東洋経済オンライン / 2025年1月16日 16時0分

天然ガスは、大気圧下でマイナス162度まで冷却すると液体になり、体積が気体のときの600分の1になる。それがLNGだ。LNGタンカーで大量の天然ガスを輸送し、目的地に到着すると、液体から気化して、ガスとして利用する。

その上、天然ガスは、石炭に比べると40%以上も二酸化炭素の排出が少なく、脱炭素に向けた現実的なエネルギーとして注目されている。

そこに、ロシアのウクライナ侵略によるエネルギー危機が加わった。

脱炭素と対露依存からの脱却。ドイツを筆頭に欧州諸国は、カナダの天然ガスに期待を寄せる。カナダはウクライナ危機の前、ロシア、アメリカ、カタール、ノルウェー、オーストラリアに次ぐ、世界6位の輸出国だった。

しかし、カナダが現実に天然ガスを輸出しているのは、アメリカに対してだけだ。中西部の大平原、アルバータ州から南に向かうパイプラインを通じて、産出する天然ガスの約半分を輸出している。

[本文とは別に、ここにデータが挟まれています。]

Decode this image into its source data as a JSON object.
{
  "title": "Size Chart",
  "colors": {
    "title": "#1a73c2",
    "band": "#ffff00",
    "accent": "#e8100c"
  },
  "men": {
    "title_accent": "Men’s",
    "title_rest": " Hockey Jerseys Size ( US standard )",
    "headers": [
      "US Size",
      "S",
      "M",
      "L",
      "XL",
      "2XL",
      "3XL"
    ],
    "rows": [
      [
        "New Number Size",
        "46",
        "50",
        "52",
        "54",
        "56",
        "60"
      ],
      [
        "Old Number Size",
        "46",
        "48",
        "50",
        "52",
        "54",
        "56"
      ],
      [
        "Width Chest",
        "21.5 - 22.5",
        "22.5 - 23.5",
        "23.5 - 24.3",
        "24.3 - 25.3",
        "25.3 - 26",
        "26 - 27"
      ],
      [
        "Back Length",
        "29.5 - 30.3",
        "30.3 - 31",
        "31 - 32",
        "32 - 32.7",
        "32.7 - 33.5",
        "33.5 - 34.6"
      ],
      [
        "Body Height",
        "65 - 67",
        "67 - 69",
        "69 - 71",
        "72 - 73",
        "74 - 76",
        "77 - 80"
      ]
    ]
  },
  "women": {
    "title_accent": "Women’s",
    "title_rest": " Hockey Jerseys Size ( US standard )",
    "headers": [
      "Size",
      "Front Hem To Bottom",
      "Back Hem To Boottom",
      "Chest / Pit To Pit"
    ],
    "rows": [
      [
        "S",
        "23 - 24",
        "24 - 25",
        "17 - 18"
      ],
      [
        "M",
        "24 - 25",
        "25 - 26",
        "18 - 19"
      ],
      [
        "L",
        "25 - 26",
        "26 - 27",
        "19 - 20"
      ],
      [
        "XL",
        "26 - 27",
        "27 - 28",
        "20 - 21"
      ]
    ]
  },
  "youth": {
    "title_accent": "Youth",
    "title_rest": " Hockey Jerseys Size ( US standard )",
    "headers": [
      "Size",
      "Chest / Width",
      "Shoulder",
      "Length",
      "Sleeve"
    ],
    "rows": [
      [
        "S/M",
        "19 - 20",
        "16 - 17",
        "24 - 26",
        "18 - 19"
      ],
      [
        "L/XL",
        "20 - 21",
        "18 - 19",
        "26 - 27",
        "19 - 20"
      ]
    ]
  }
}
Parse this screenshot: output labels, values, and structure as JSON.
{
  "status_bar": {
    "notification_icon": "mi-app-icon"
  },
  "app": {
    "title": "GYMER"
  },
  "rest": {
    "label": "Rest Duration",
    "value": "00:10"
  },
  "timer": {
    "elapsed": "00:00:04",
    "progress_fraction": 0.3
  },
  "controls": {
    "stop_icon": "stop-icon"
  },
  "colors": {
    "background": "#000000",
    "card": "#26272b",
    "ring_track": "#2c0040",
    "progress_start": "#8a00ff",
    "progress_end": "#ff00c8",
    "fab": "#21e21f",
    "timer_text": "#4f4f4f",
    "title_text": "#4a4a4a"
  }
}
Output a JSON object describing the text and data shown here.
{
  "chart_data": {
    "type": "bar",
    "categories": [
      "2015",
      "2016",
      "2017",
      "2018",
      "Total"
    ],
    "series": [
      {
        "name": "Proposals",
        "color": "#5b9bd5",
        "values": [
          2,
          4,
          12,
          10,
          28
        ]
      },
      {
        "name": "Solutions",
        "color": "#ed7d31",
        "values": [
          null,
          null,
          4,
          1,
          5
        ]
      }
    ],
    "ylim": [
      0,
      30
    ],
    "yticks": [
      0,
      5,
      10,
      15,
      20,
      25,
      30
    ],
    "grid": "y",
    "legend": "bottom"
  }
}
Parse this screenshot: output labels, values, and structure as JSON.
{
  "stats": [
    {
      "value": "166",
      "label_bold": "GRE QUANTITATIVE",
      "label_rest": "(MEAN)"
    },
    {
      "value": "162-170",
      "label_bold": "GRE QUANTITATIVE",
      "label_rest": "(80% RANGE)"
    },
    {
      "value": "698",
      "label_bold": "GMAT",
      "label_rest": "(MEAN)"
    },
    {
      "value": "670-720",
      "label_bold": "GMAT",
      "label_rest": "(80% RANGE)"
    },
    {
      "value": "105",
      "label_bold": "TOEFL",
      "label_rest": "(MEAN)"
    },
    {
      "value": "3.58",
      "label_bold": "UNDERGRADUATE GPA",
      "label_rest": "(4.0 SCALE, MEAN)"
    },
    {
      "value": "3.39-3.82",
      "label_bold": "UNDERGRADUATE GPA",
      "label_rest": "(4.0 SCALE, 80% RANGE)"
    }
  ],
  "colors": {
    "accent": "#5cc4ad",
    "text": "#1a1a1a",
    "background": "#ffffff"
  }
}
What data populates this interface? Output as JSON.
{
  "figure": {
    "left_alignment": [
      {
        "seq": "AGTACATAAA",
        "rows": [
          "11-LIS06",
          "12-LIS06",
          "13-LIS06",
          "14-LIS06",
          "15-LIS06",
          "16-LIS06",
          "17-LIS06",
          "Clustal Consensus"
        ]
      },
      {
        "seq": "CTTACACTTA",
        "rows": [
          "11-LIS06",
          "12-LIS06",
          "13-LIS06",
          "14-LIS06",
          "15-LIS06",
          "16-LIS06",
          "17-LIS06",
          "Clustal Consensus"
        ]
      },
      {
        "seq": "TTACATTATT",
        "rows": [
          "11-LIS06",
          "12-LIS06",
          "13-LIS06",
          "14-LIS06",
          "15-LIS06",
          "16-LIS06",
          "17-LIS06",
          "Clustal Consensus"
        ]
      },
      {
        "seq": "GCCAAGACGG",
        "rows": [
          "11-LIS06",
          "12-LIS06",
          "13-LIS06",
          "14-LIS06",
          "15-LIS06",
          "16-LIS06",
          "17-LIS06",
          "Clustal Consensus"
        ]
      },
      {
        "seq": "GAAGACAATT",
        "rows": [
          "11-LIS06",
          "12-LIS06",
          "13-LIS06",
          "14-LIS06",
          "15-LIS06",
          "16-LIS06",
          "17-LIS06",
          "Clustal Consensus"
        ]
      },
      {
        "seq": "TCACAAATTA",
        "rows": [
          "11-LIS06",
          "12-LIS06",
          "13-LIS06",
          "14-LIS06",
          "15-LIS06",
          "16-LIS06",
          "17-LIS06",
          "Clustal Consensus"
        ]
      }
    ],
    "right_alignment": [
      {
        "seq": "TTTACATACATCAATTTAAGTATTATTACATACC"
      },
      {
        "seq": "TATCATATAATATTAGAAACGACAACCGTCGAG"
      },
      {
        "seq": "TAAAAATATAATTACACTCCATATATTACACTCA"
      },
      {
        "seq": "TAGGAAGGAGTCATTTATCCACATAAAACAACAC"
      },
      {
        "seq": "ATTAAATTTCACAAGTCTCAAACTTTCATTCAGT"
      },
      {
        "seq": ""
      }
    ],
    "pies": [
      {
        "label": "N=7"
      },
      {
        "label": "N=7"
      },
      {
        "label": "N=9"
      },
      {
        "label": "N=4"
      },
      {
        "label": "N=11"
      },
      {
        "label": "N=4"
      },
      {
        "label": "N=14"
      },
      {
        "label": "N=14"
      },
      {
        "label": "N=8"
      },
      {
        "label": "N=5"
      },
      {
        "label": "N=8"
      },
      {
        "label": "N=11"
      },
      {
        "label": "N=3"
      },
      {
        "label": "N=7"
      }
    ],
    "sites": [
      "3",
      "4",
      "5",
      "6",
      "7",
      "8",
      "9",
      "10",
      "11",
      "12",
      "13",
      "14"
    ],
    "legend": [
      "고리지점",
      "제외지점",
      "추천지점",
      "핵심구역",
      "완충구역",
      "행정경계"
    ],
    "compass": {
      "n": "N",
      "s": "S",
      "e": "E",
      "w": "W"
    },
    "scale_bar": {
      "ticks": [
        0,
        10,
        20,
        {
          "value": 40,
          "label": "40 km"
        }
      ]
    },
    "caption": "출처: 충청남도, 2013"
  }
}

ところが、アメリカは豊富なシェールガスを擁する、世界最大の天然ガス生産国だ。しかも、天然ガスを輸入しているのはカナダからだけ。そして、アメリカは世界最大の天然ガス輸出国だ。

簡単な数字で示す。アメリカは9700億生産し、カナダから900億輸入し、2000億を世界に輸出しているのだ(単位は立方メートル)。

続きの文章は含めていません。